- Castle Rock Location within Oregon Castle Rock Location within the United States
- Coordinates: 45°50′19″N 119°50′15″W﻿ / ﻿45.83861°N 119.83750°W
- Country: United States
- State: Oregon
- County: Morrow
- Elevation: 269 ft (82 m)
- Time zone: UTC−08:00 (Pacific (PST))
- • Summer (DST): UTC−07:00 (PDT)
- GNIS feature ID: 1164257

= Castle Rock, Morrow County, Oregon =

Unincorporated community in the state of Oregon, United States

Castle Rock was a historic unincorporated community, post office, and railway station in Morrow County, Oregon, United States. They were named for a low bluff along the Columbia River that was said to look like a castle as seen from the river.
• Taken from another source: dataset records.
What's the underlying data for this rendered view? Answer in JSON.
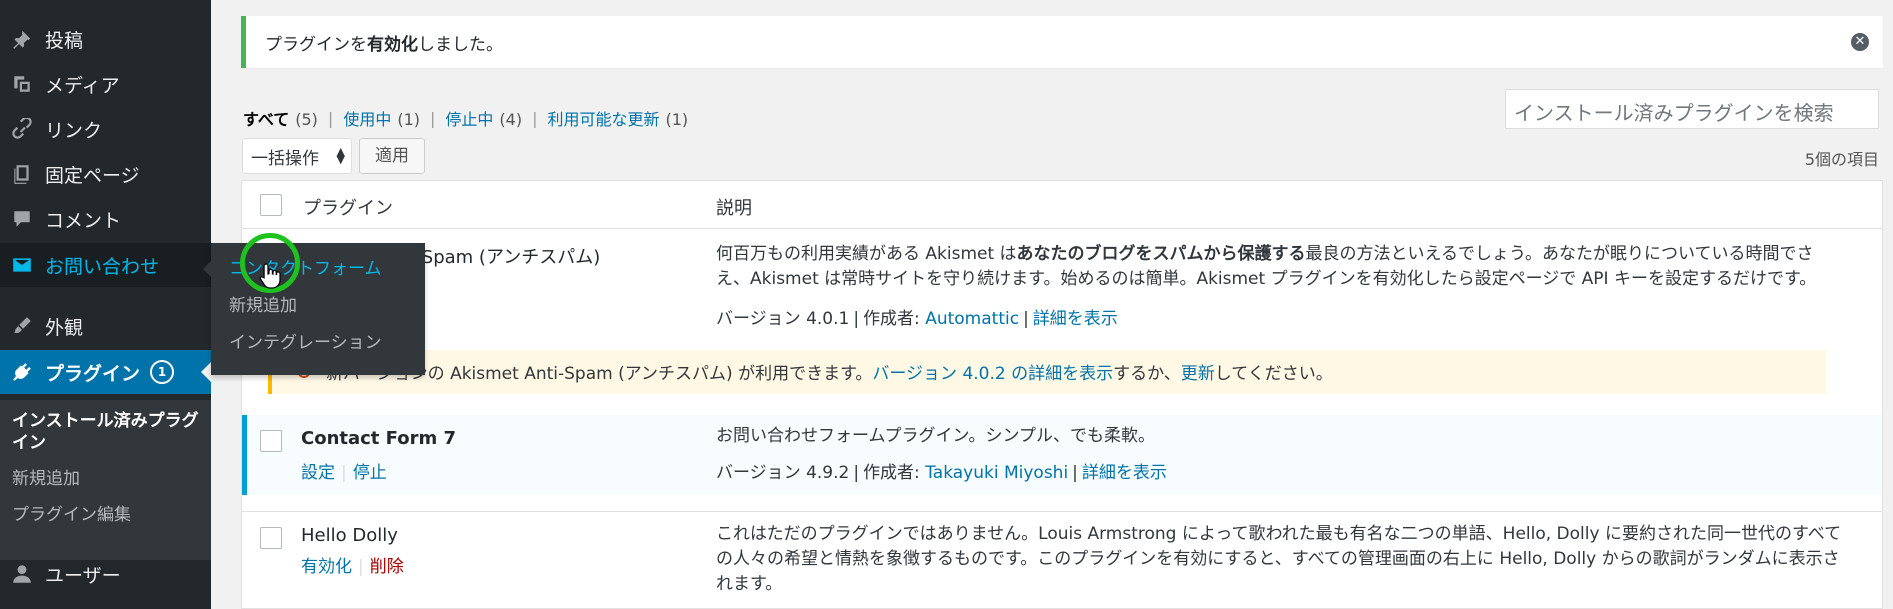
{
  "sidebar": {
    "items": [
      {
        "label": "投稿",
        "icon": "pin-icon"
      },
      {
        "label": "メディア",
        "icon": "media-icon"
      },
      {
        "label": "リンク",
        "icon": "link-icon"
      },
      {
        "label": "固定ページ",
        "icon": "pages-icon"
      },
      {
        "label": "コメント",
        "icon": "comment-icon"
      },
      {
        "label": "お問い合わせ",
        "icon": "mail-icon"
      },
      {
        "label": "外観",
        "icon": "brush-icon"
      },
      {
        "label": "プラグイン",
        "icon": "plugin-icon",
        "badge": "1"
      },
      {
        "label": "ユーザー",
        "icon": "user-icon"
      }
    ],
    "plugins_submenu": [
      "インストール済みプラグイン",
      "新規追加",
      "プラグイン編集"
    ],
    "contact_flyout": [
      "コンタクトフォーム",
      "新規追加",
      "インテグレーション"
    ]
  },
  "notice": {
    "prefix": "プラグインを",
    "bold": "有効化",
    "suffix": "しました。",
    "dismiss_icon": "close-icon"
  },
  "filters": [
    {
      "label": "すべて",
      "count": "(5)",
      "current": true
    },
    {
      "label": "使用中",
      "count": "(1)"
    },
    {
      "label": "停止中",
      "count": "(4)"
    },
    {
      "label": "利用可能な更新",
      "count": "(1)"
    }
  ],
  "search": {
    "placeholder": "インストール済みプラグインを検索"
  },
  "bulk_actions": {
    "selected": "一括操作",
    "apply": "適用"
  },
  "items_count": "5個の項目",
  "table": {
    "headers": {
      "name": "プラグイン",
      "description": "説明"
    },
    "rows": [
      {
        "name": "Akismet Anti-Spam (アンチスパム)",
        "description_parts": [
          "何百万もの利用実績がある Akismet は",
          "あなたのブログをスパムから保護する",
          "最良の方法といえるでしょう。あなたが眠りについている時間でさえ、Akismet は常時サイトを守り続けます。始めるのは簡単。Akismet プラグインを有効化したら設定ページで API キーを設定するだけです。"
        ],
        "version": "バージョン 4.0.1",
        "author_label": "作成者:",
        "author": "Automattic",
        "details": "詳細を表示",
        "update": {
          "text_before": "新バージョンの Akismet Anti-Spam (アンチスパム) が利用できます。",
          "link1": "バージョン 4.0.2 の詳細を表示",
          "text_mid": "するか、",
          "link2": "更新",
          "text_after": "してください。",
          "icon": "update-icon"
        }
      },
      {
        "name": "Contact Form 7",
        "actions": [
          "設定",
          "停止"
        ],
        "description": "お問い合わせフォームプラグイン。シンプル、でも柔軟。",
        "version": "バージョン 4.9.2",
        "author_label": "作成者:",
        "author": "Takayuki Miyoshi",
        "details": "詳細を表示",
        "active": true
      },
      {
        "name": "Hello Dolly",
        "actions": [
          "有効化",
          "削除"
        ],
        "description": "これはただのプラグインではありません。Louis Armstrong によって歌われた最も有名な二つの単語、Hello, Dolly に要約された同一世代のすべての人々の希望と情熱を象徴するものです。このプラグインを有効にすると、すべての管理画面の右上に Hello, Dolly からの歌詞がランダムに表示されます。"
      }
    ]
  },
  "colors": {
    "sidebar_bg": "#23282d",
    "accent": "#0073aa",
    "success": "#46b450",
    "warning": "#ffb900",
    "click_ring": "#1ec21e"
  }
}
The Castle Rock railroad station opened in 1881, and the post office operated from 1883 to 1926. Lake Umatilla, formed in 1968 behind the John Day Dam on the Columbia, inundated the bluff, the railroad bed and the adjacent highway. The railroad station was subsequently moved to higher elevation about a mile south and renamed Castle. Castle Rock was 269 ft above sea level, whereas Castle is at 325 ft.

Castle Rock and Castle are downstream (west) of Boardman and due south of Crow Butte in Benton County in the U.S. state of Washington. Running along the Columbia, Interstate 84 passes by Castle.